You and your guitars, have you changed what you used then to now?

I just go through phased depending on the type of music I'm working on at a given time. I was mostly a dual humbucker/relatively higher gain guy for a long time (Les Paul, Firebird etc). Rarely played clean stuff because it exaggerated my suckiness. The main "go to" guitar of choice for 20+ years was an MIJ Contemporary Telecaster with a coil split that satisfied the rare jangly single coil need.

These days, I'm all over the place. For my own music, I'll use whatever specific guitar works best for the song.

For the live band, I have almost no need for Humbuckers at all. I keep a couple of Bucker equipped guitars at the rehearsal studio just in case, but 99% of the time it's going to be a Strat or a Tele.
 
Been pretty much a Gibson guy for decades... Pre 70s
Hit the stage very early on (1970) with a Gibby and its been ever since...
Added Ibanez back in 80...

Since then gibbys and ibbys have been my firepower...

Never Fender, not exactly sure why but the necks never felt good to me. I've tried...just nope.
Its either a Super Strat (Ibanez armed with Trem) or no strat...

Really hasn't changed over the years. I've added guitars (Gibby/Ibby) but never sold any.
Still record with the axes I used 40 years ago...and some new...but very similar...
 
I used the money from my 1978 summer job to buy a 77 LP standard. It has remained my only electric guitar. I've tortured it over the years with various pickups and electronics mods, but now it is back to almost stock (it has an ancient DiMarzio PAF in the bridge, and "vintage" tone control wiring.)

I've played many other guitars, but nothing has ever impressed me enough to make me want to own it, save one strat - but its owner won't part with it, even though he doesn't like it (he had it routed for a double locking Floyd Rose and considers it ruined).

I've always wanted to love telecasters - it seems to me to be the guitar you'd get if you asked an engineer to design a solid body electric guitar (I'm an engineer). Unfortunately, my soul always screams "Nooooo" whenever I pick one up to play.

Oh, I did make this mod recently to my LP

IMG_0941.jpg
 
I used the money from my 1978 summer job to buy a 77 LP standard. It has remained my only electric guitar. I've tortured it over the years with various pickups and electronics mods, but now it is back to almost stock (it has an ancient DiMarzio PAF in the bridge, and "vintage" tone control wiring.)

I've played many other guitars, but nothing has ever impressed me enough to make me want to own it, save one strat - but its owner won't part with it, even though he doesn't like it (he had it routed for a double locking Floyd Rose and considers it ruined).

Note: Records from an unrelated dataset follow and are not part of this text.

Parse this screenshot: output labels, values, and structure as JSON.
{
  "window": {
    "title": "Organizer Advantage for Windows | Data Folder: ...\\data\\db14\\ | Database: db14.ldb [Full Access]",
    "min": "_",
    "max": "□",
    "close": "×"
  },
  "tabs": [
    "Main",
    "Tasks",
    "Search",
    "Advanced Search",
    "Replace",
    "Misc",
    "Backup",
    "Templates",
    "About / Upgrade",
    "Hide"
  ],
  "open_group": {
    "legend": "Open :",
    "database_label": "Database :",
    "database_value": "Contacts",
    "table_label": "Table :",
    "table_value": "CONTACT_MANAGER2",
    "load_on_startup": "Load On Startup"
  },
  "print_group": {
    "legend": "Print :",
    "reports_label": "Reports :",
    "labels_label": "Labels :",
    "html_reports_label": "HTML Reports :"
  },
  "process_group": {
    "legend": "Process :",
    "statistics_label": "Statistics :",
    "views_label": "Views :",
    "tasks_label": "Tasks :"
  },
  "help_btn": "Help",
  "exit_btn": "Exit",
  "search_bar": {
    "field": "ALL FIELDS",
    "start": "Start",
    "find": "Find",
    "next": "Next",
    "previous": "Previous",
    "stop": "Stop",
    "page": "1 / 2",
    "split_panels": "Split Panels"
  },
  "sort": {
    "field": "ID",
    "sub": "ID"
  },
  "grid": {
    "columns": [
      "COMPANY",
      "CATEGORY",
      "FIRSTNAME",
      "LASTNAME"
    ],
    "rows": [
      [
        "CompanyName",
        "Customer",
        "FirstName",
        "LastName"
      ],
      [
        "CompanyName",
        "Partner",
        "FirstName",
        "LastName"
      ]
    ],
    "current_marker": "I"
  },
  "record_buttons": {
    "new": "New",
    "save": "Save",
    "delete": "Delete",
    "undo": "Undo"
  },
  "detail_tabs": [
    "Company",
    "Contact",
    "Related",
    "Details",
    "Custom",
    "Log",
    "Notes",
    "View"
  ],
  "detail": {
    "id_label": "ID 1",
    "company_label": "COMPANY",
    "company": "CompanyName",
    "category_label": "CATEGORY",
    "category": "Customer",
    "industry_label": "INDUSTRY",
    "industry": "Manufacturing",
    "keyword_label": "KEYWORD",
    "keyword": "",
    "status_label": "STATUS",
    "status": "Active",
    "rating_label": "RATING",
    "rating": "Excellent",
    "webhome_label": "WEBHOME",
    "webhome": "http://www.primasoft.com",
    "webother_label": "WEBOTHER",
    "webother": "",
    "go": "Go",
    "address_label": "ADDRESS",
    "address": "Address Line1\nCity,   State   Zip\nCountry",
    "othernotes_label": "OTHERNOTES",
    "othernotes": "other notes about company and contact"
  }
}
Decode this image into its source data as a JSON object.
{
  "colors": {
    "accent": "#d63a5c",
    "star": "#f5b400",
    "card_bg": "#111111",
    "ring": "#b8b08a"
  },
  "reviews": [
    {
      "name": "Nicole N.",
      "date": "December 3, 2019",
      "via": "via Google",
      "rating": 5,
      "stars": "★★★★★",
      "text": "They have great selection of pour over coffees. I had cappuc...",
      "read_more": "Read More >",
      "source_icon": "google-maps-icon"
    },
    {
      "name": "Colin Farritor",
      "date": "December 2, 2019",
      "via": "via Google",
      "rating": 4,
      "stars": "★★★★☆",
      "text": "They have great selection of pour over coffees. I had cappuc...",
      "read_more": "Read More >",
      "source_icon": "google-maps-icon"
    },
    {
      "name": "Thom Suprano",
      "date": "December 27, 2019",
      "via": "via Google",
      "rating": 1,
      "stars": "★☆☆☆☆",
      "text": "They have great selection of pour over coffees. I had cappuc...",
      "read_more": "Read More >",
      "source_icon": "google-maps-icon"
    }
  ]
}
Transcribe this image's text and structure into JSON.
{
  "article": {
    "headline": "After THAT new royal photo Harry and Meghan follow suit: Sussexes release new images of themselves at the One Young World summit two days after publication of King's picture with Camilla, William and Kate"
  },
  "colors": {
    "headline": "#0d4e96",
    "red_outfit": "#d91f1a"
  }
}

I've always wanted to love telecasters - it seems to me to be the guitar you'd get if you asked an engineer to design a solid body electric guitar (I'm an engineer). Unfortunately, my soul always screams "Nooooo" whenever I pick one up to play.

Oh, I did make this mod recently to my LP

IMG_0941.jpg

I love stories like this.
 
I do find that, to do a good show, I would now need to bring three guitars. One twelve-string. a six-string in standard tuning, and a six-string in open D tuning. That's a lot for one guy who isn't Jackson Browne or Graham Nash. Graham Nash changed guitars for every song; a guitar tech would bring out the proper guitar and the proper harmonica in a neck stand. When Nash did two keyboard songs in a row, the tech came out between songs to press the button to switch tones between songs. I thought that was a bit much.